TFLIC FFIUL Long Term Care Rider:
  • The TFLIC Financial Foundation Long Term Care Rider (FFIUL LTC Rider) is designed to accelerate the death benefit of the base policy to provide policy owners with certain benefits to help offset expenses that arise in connection with long term care services for the insured.

    An overview of the LTC Rider's features is listed below. For more information, please select the Product Material link located in the page footer.

    Long Term Care Rider Facts

     

    Issue Ages: 18 - 75 years (age last birthday), subject to policy issue age maximums.
    Minimum LTC Rider Specified Amount: $100,000
    Maximum LTC Rider Specified Amount: $1,000,000
    LTC Rider Risk Classes: Preferred
    Non-Tobacco (up to Table D)
    Tobacco (up to Table D)

    Note: LTC Rider is not available on base policies rated higher than Table D;LTC Rider and base policy may have different risk classes and ratings.

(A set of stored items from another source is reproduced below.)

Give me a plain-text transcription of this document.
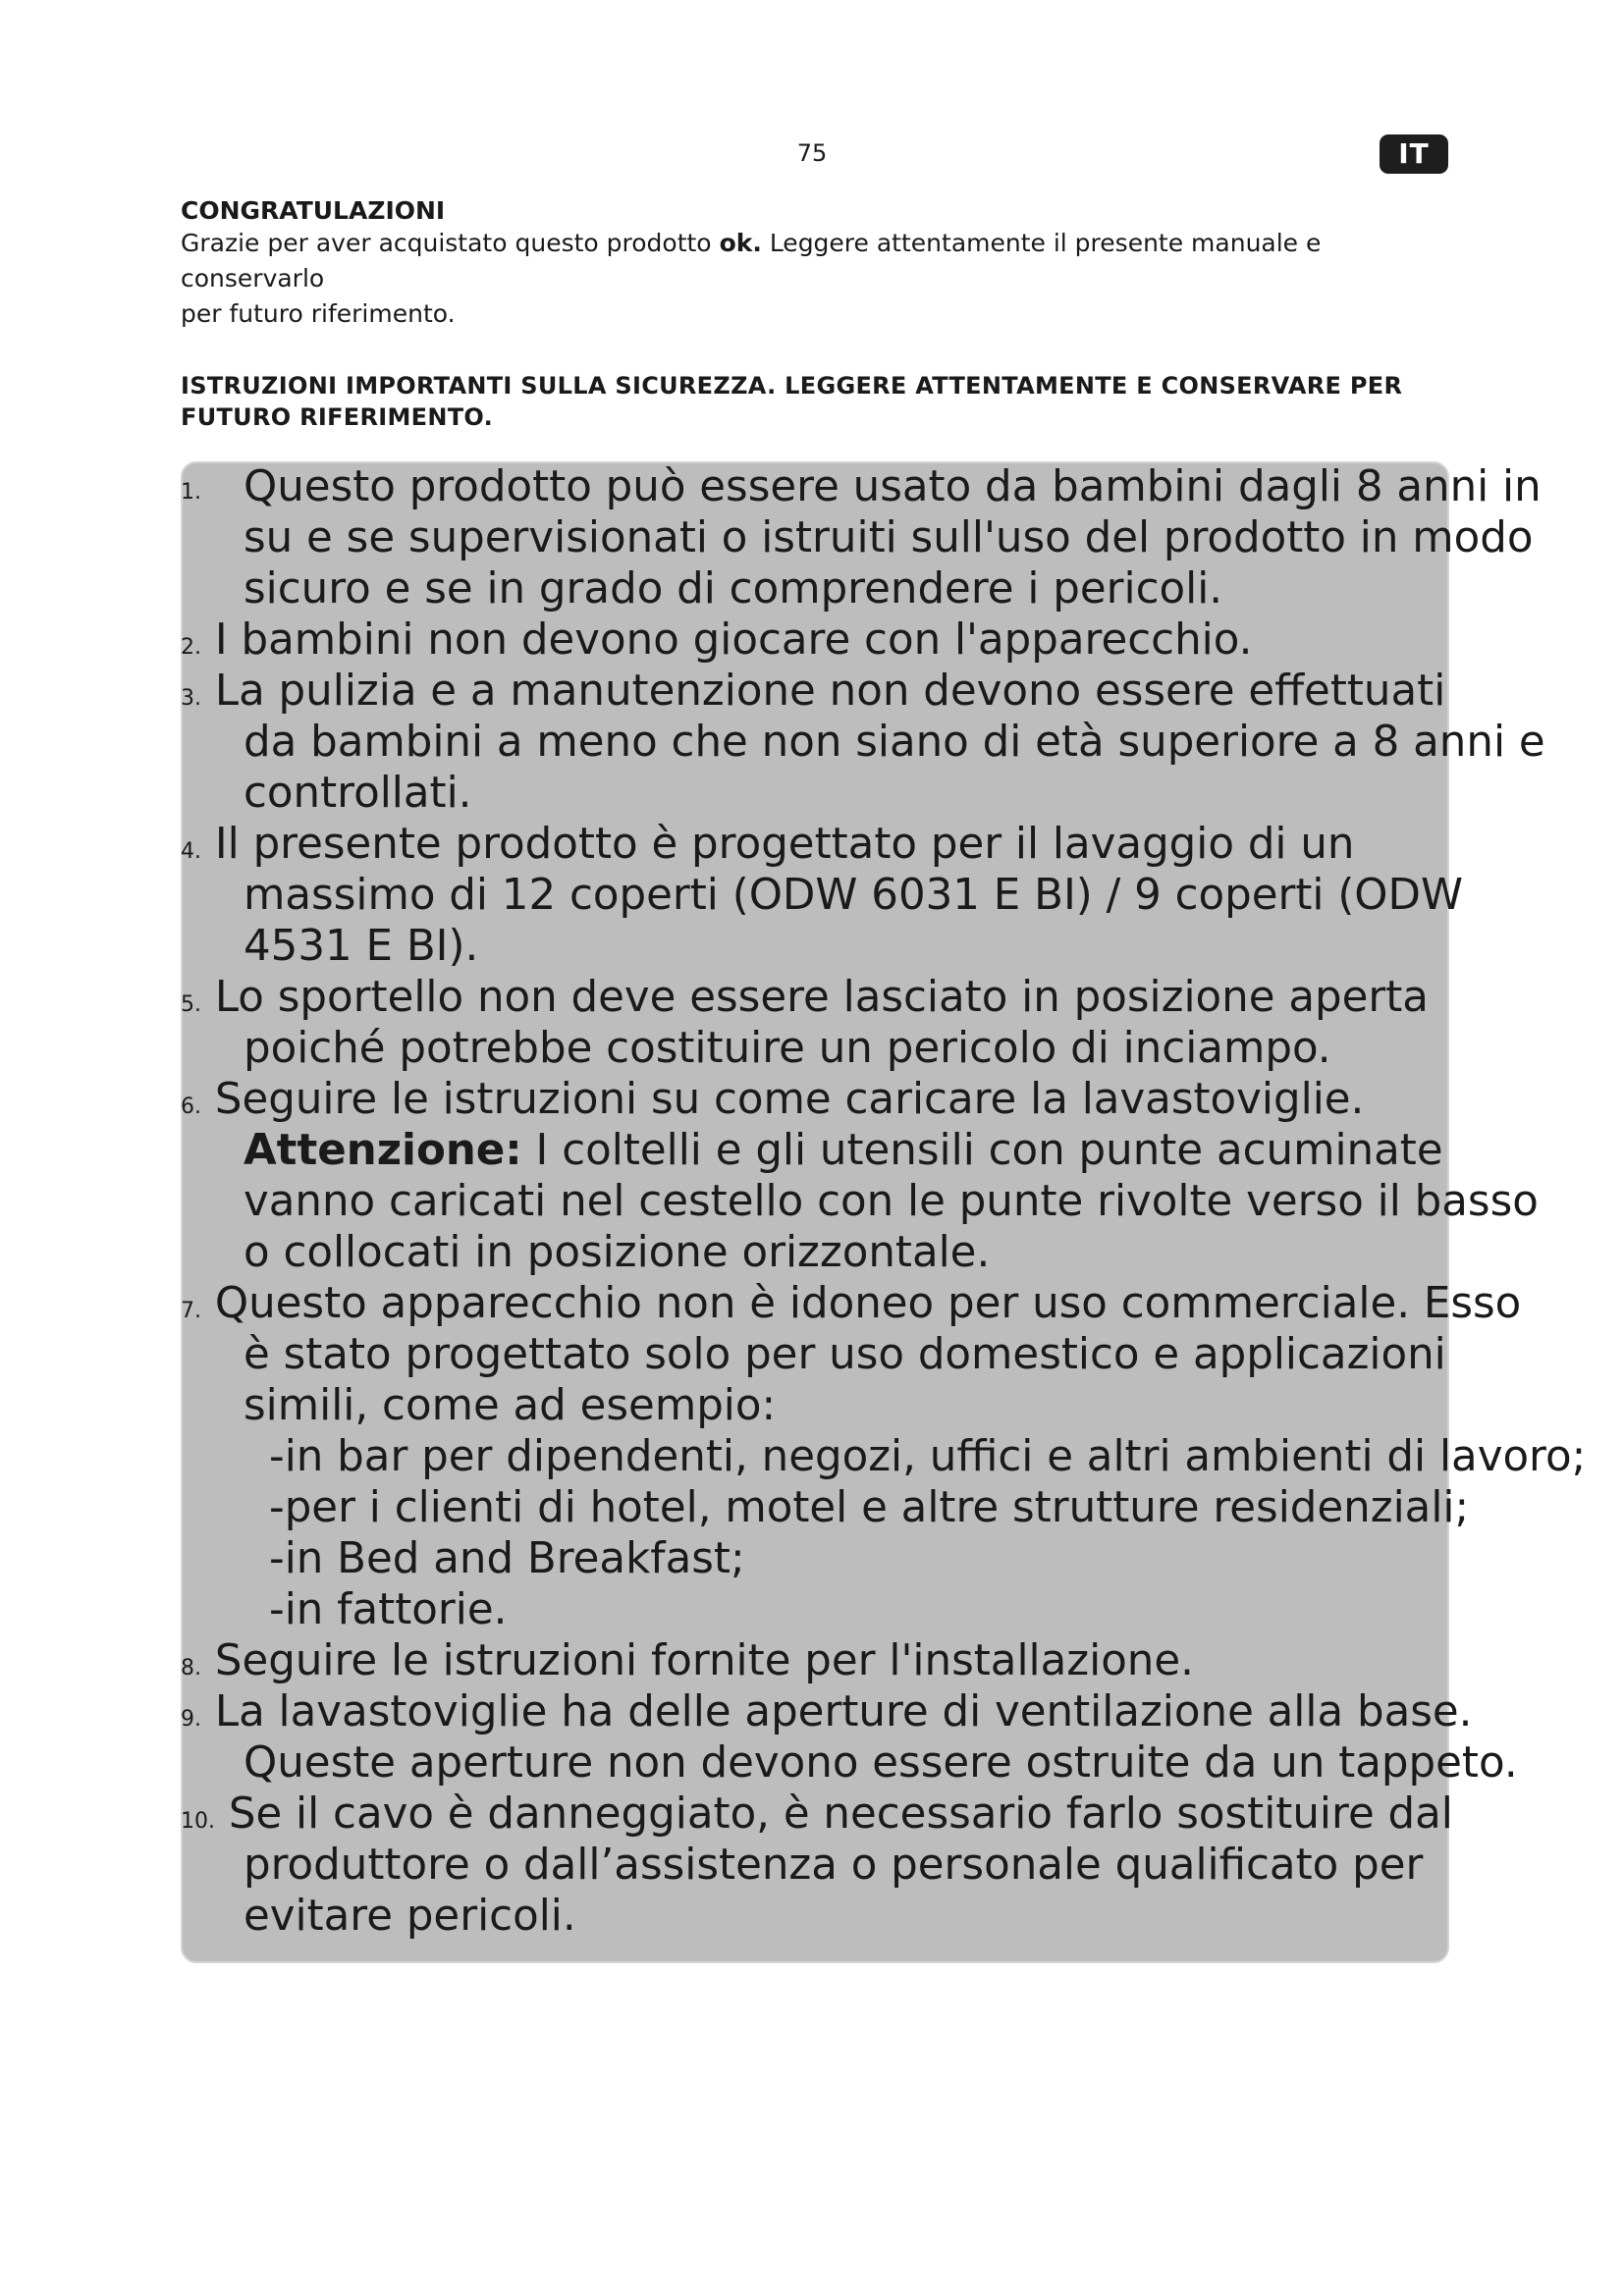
75	IT
CONGRATULAZIONI
Grazie per aver acquistato questo prodotto ok. Leggere attentamente il presente manuale e conservarlo
per futuro riferimento.
ISTRUZIONI IMPORTANTI SULLA SICUREZZA. LEGGERE ATTENTAMENTE E CONSERVARE PER
FUTURO RIFERIMENTO.
1. Questo prodotto può essere usato da bambini dagli 8 anni in
su e se supervisionati o istruiti sull'uso del prodotto in modo
sicuro e se in grado di comprendere i pericoli.
2. I bambini non devono giocare con l'apparecchio.
3. La pulizia e a manutenzione non devono essere effettuati
da bambini a meno che non siano di età superiore a 8 anni e
controllati.
4. Il presente prodotto è progettato per il lavaggio di un
massimo di 12 coperti (ODW 6031 E BI) / 9 coperti (ODW
4531 E BI).
5. Lo sportello non deve essere lasciato in posizione aperta
poiché potrebbe costituire un pericolo di inciampo.
6. Seguire le istruzioni su come caricare la lavastoviglie.
Attenzione: I coltelli e gli utensili con punte acuminate
vanno caricati nel cestello con le punte rivolte verso il basso
o collocati in posizione orizzontale.
7. Questo apparecchio non è idoneo per uso commerciale. Esso
è stato progettato solo per uso domestico e applicazioni
simili, come ad esempio:
-in bar per dipendenti, negozi, uffici e altri ambienti di lavoro;
-per i clienti di hotel, motel e altre strutture residenziali;
-in Bed and Breakfast;
-in fattorie.
8. Seguire le istruzioni fornite per l'installazione.
9. La lavastoviglie ha delle aperture di ventilazione alla base.
Queste aperture non devono essere ostruite da un tappeto.
10. Se il cavo è danneggiato, è necessario farlo sostituire dal
produttore o dall’assistenza o personale qualificato per
evitare pericoli.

    Base Policy Death Benefit Option Availability: Level or Increasing.
    Base Policy 7702 Test: Cash Value Accumulation Test (CVAT) and Guideline Premium Test (GPT).
    Benefit Eligibility Triggers: Inability to perform 2 out of 6 Activities of Daily Living (bathing, continence, dressing, eating, toileting, transferring); or Severe Cognitive Impairment.
    Eligibility Period:

    Eligibility Period Days

    • 90 days
    • Do not need to be consecutive.
    • The eligibility period must
      be satisfied within a period of 180
      consecutive days.
    • Need to be satisfied one time only.
    • LTC claim payments are retroactive to the first day of eligibility
    Maximum Monthly Rider Benefit: Lesser of: 2% of the LTC Specified Amount when LTC benefits begin; or the per diem amount allowed by HIPAA times the number of days in the month.
    Rider Charges: Until the policy anniversary at the insured's age 121, rider charges will be calculated monthly and subtracted from the policy value at the beginning of each policy month.
    Rider Availability: No other elective riders are available if LTC Rider is chosen.
    Waiver of LTC Rider Charges: LTC Rider charges are waived while LTC Rider benefits are being paid.
    All other policy Monthly Deductions continue.
    Residual Death Benefit (provided by separate endorsement): A Residual Death Benefit may be payable if the insured dies while on claim or if the Rider Maximum Amount has been paid. No Residual Death Benefit is payable if the insured has recovered and is not on claim.
    Loans and Withdrawals: Not allowed while on claim. Loans and withdrawals will reduce the death benefit and LTC Rider benefit.
    LTC Rider Specified Amount: Equals the TFLIC Financial Foundation IUL base policy Face Amount.
    No other amount can be elected.
    Increase in LTC Rider Specified Amount: Not allowed after the policy and Rider is issued. However, if the owner changes the death benefit t option which results in an increase in the face amount of the policy, the LTC rider specified amount will also increase such that it is equal to the policy face amount.
    LTC Rider Claim Illustratable: Mobility Software can illustrate hypothetical LTC claim scenarios.